Archaeological Museum of Casentino "Piero Albertoni"
- Established: 2013
- Location: Bibbiena, Italy
- Coordinates: 43°41′39″N 11°49′05″E﻿ / ﻿43.69419°N 11.81818°E
- Type: Archaeological museum
- Director: Francesco Trenti
- Website: https://www.arcamuseocasentino.it/

= Archaeological Museum of Casentino "Piero Albertoni" =

The Archaeological Museum of Casentino "Piero Albertoni" is a museum located in Bibbiena, Italy. It occupies the historic site of Palazzo Niccolini, which also represents the seat of the town hall. The museum houses, divided into five rooms (plus a sixth room dedicated to temporary exhibitions), a collection of archaeological objects ranging from Prehistory to the Middle Ages, found over the years in the Casentino region.

==Palazzo Niccolini==
"Palazzo" Niccolini, the seat of the City Hall, was built beyond the medieval walls in the first half of the 17th century, probably in 1645.

== Exhibitions ==
The first room is dedicated to the prehistory. The showcases present fossil remains of the Villafranch fauna (around 700,000 years ago), consisting of parts of a skeleton of Elephas meridionalis and of a skeleton of an Antiquus hippopotamus, as well as a number of casts of human skulls at various stages of physical evolution that were found in the Area. In the following showcases there are stone objects from the Upper Paleolithic to the Middle Paleolithic, from the Lower Paleolithic to the Bronze Age.
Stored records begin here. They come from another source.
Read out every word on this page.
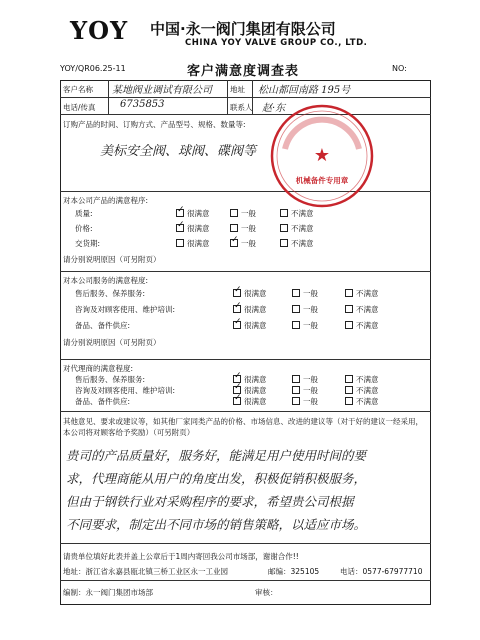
YOY 中国·永一阀门集团有限公司
CHINA YOY VALVE GROUP CO., LTD.
YOY/QR06.25-11	客户满意度调查表	NO:
客户名称 某地阀业调试有限公司 地址 松山都回南路 195号
电话/传真 6735853	联系人 赵·东
订购产品的时间、订购方式、产品型号、规格、数量等:
美标安全阀、球阀、碟阀等	★
机械备件专用章
对本公司产品的满意程序:
质量: ✓	很满意	一般	不满意
价格: ✓	很满意	一般	不满意
交货期:	很满意 ✓	一般	不满意
请分别说明原因（可另附页）
对本公司服务的满意程度:
售后服务、保养服务: ✓	很满意	一般	不满意
咨询及对顾客使用、维护培训: ✓	很满意	一般	不满意
备品、备件供应: ✓	很满意	一般	不满意
请分别说明原因（可另附页）
对代理商的满意程度:
售后服务、保养服务: ✓	很满意	一般	不满意
咨询及对顾客使用、维护培训: ✓	很满意	一般	不满意
备品、备件供应: ✓	很满意	一般	不满意
其他意见、要求或建议等，如其他厂家同类产品的价格、市场信息、改进的建议等（对于好的建议一经采用，本公司将对顾客给予奖励）（可另附页）
贵司的产品质量好，服务好，能满足用户使用时间的要
求，代理商能从用户的角度出发，积极促销积极服务，
但由于钢铁行业对采购程序的要求，希望贵公司根据
不同要求，制定出不同市场的销售策略，以适应市场。
请贵单位填好此表并盖上公章后于1周内寄回我公司市场部，谢谢合作!!
地址：浙江省永嘉县瓯北镇三桥工业区永一工业园	邮编：325105	电话：0577-67977710
编制：永一阀门集团市场部	审核：
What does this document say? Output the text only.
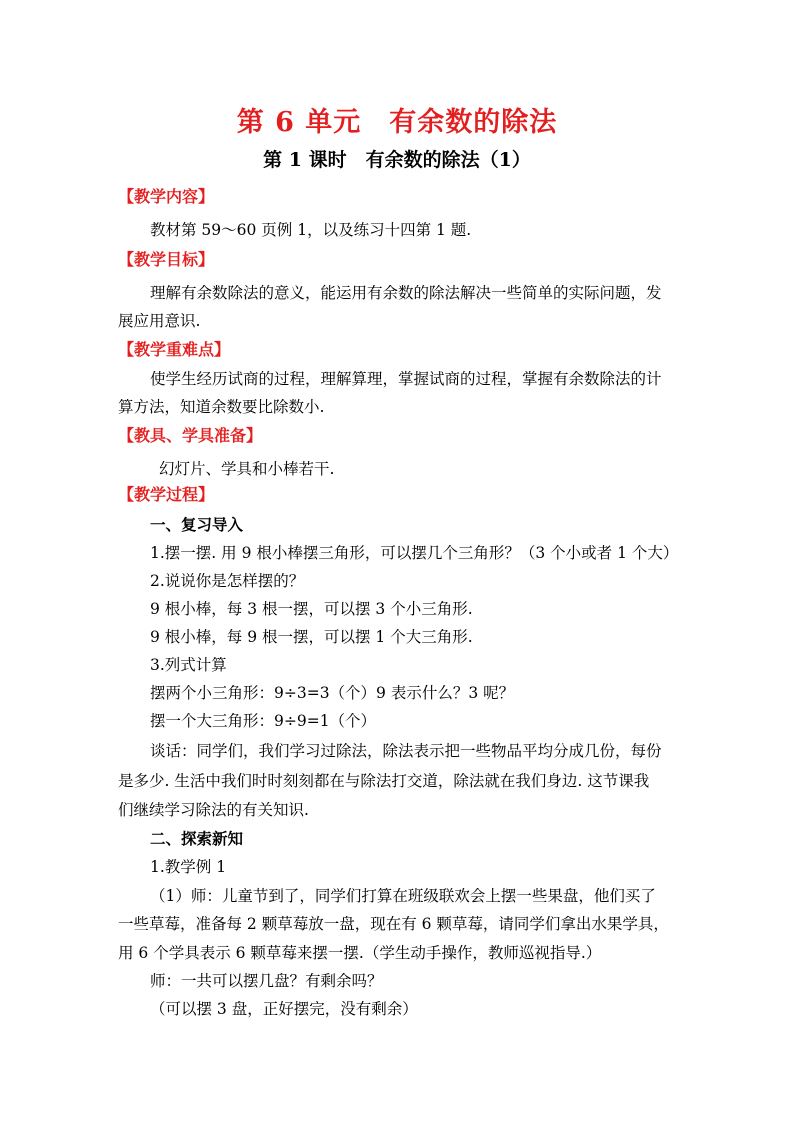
第 6 单元　有余数的除法
第 1 课时　有余数的除法（1）
【教学内容】
教材第 59～60 页例 1，以及练习十四第 1 题.
【教学目标】
理解有余数除法的意义，能运用有余数的除法解决一些简单的实际问题，发
展应用意识.
【教学重难点】
使学生经历试商的过程，理解算理，掌握试商的过程，掌握有余数除法的计
算方法，知道余数要比除数小.
【教具、学具准备】
幻灯片、学具和小棒若干.
【教学过程】
一、复习导入
1.摆一摆. 用 9 根小棒摆三角形，可以摆几个三角形？（3 个小或者 1 个大）
2.说说你是怎样摆的？
9 根小棒，每 3 根一摆，可以摆 3 个小三角形.
9 根小棒，每 9 根一摆，可以摆 1 个大三角形.
3.列式计算
摆两个小三角形：9÷3=3（个）9 表示什么？3 呢？
摆一个大三角形：9÷9=1（个）
谈话：同学们，我们学习过除法，除法表示把一些物品平均分成几份，每份
是多少. 生活中我们时时刻刻都在与除法打交道，除法就在我们身边. 这节课我
们继续学习除法的有关知识.
二、探索新知
1.教学例 1
（1）师：儿童节到了，同学们打算在班级联欢会上摆一些果盘，他们买了
一些草莓，准备每 2 颗草莓放一盘，现在有 6 颗草莓，请同学们拿出水果学具，
用 6 个学具表示 6 颗草莓来摆一摆.（学生动手操作，教师巡视指导.）
师：一共可以摆几盘？有剩余吗？
（可以摆 3 盘，正好摆完，没有剩余）
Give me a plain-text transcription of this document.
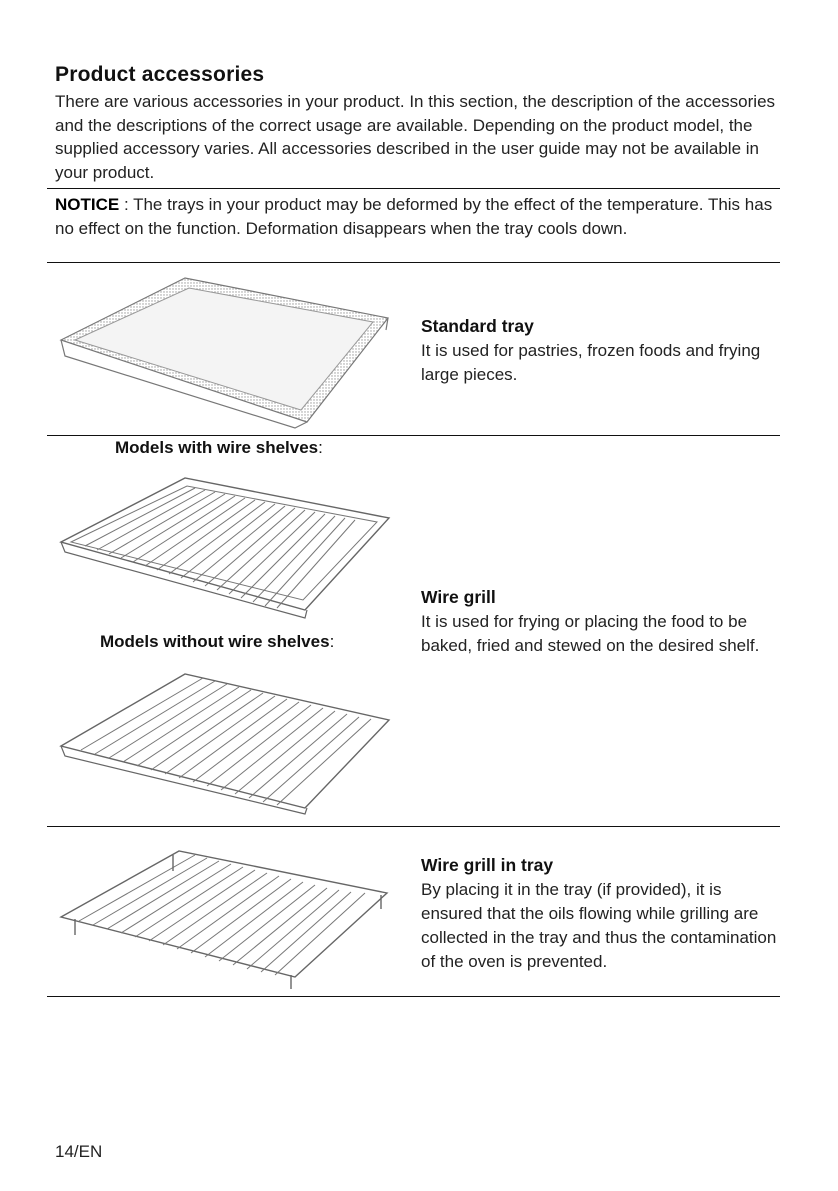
Product accessories
There are various accessories in your product. In this section, the description of the accessories and the descriptions of the correct usage are available. Depending on the product model, the supplied accessory varies. All accessories described in the user guide may not be available in your product.
NOTICE : The trays in your product may be deformed by the effect of the temperature. This has no effect on the function. Deformation disappears when the tray cools down.
Standard tray
It is used for pastries, frozen foods and frying large pieces.
Models with wire shelves:
Wire grill
It is used for frying or placing the food to be baked, fried and stewed on the desired shelf.
Models without wire shelves:
Wire grill in tray
By placing it in the tray (if provided), it is ensured that the oils flowing while grilling are collected in the tray and thus the contamination of the oven is prevented.
14/EN
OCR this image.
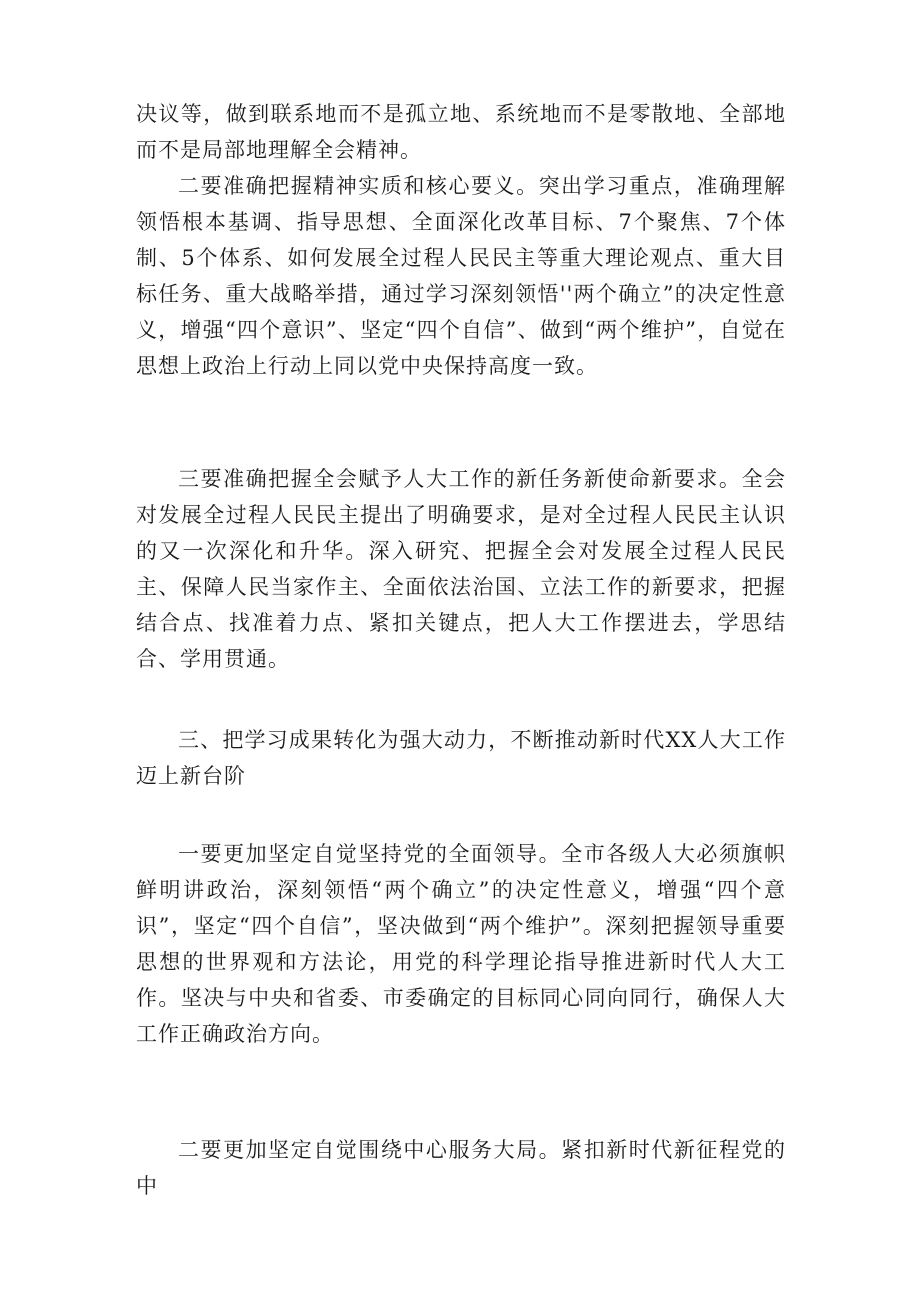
决议等，做到联系地而不是孤立地、系统地而不是零散地、全部地而不是局部地理解全会精神。

二要准确把握精神实质和核心要义。突出学习重点，准确理解领悟根本基调、指导思想、全面深化改革目标、7个聚焦、7个体制、5个体系、如何发展全过程人民民主等重大理论观点、重大目标任务、重大战略举措，通过学习深刻领悟''两个确立”的决定性意义，增强“四个意识”、坚定“四个自信”、做到“两个维护”，自觉在思想上政治上行动上同以党中央保持高度一致。

三要准确把握全会赋予人大工作的新任务新使命新要求。全会对发展全过程人民民主提出了明确要求，是对全过程人民民主认识的又一次深化和升华。深入研究、把握全会对发展全过程人民民主、保障人民当家作主、全面依法治国、立法工作的新要求，把握结合点、找准着力点、紧扣关键点，把人大工作摆进去，学思结合、学用贯通。

三、把学习成果转化为强大动力，不断推动新时代XX人大工作迈上新台阶

一要更加坚定自觉坚持党的全面领导。全市各级人大必须旗帜鲜明讲政治，深刻领悟“两个确立”的决定性意义，增强“四个意识”，坚定“四个自信”，坚决做到“两个维护”。深刻把握领导重要思想的世界观和方法论，用党的科学理论指导推进新时代人大工作。坚决与中央和省委、市委确定的目标同心同向同行，确保人大工作正确政治方向。

二要更加坚定自觉围绕中心服务大局。紧扣新时代新征程党的中
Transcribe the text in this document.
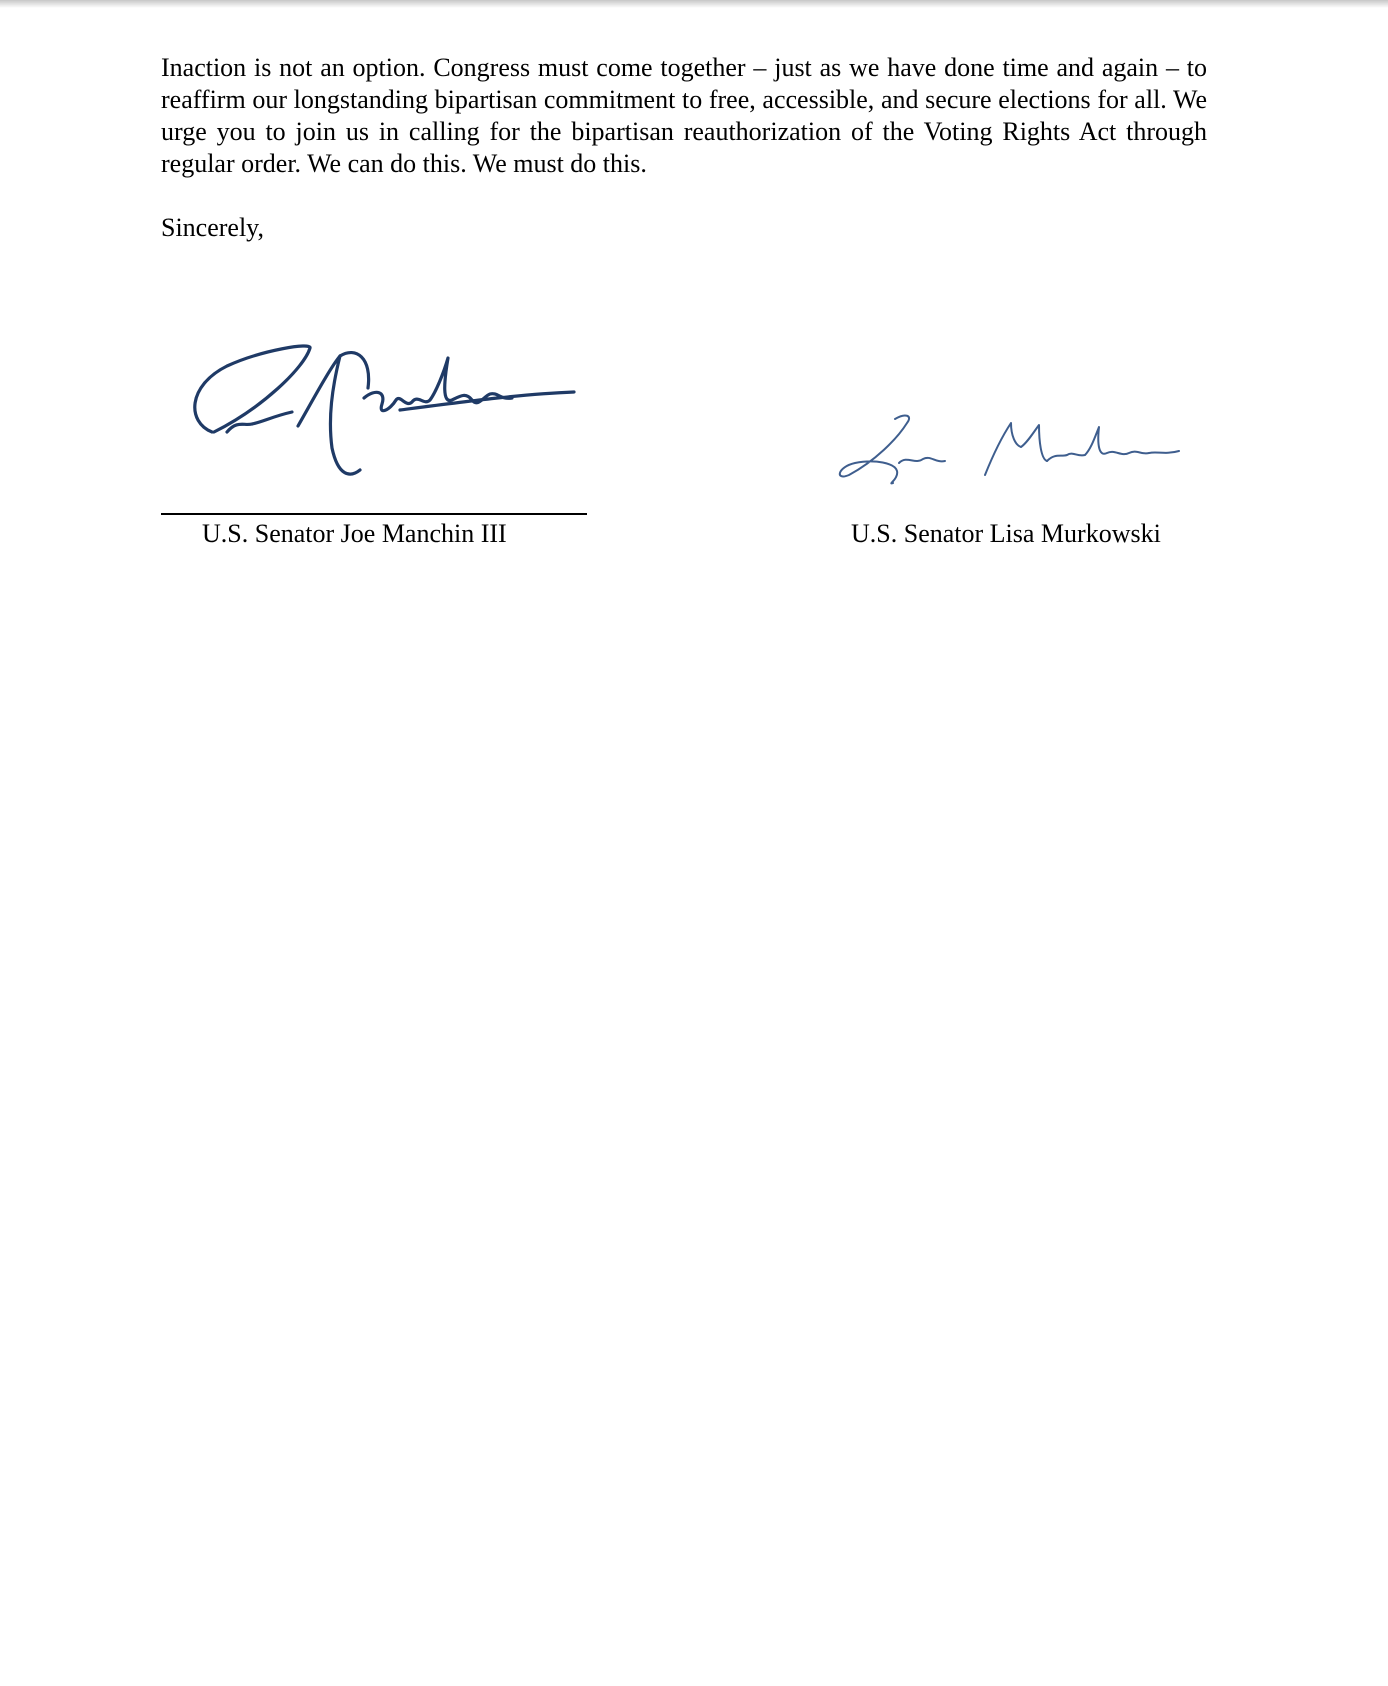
Inaction is not an option. Congress must come together – just as we have done time and again – to reaffirm our longstanding bipartisan commitment to free, accessible, and secure elections for all. We urge you to join us in calling for the bipartisan reauthorization of the Voting Rights Act through regular order. We can do this. We must do this.

Sincerely,

U.S. Senator Joe Manchin III	U.S. Senator Lisa Murkowski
In room 2 there are witnesses to the first presence of the Etruscans in Casentino: Pratello, Serelli and Masseto.

Room 3 is dedicated to Etruscan religiosity and in particular to the Sanctuary of Socana, with the reconstruction of the facade and the coroplastic decorations.

Still in the religious context, room 4 presents the discoveries of the large Etruscan votive site "Lago degli Idoli" on Monte Falterona, which were recovered between 1972 and 2003–2007.

Discoveries from Roman times can be seen in room 5. There are also discoveries from the late Roman period that testify to barbarian invasions.

The last room, number 6, is dedicated to the temporary exhibitions.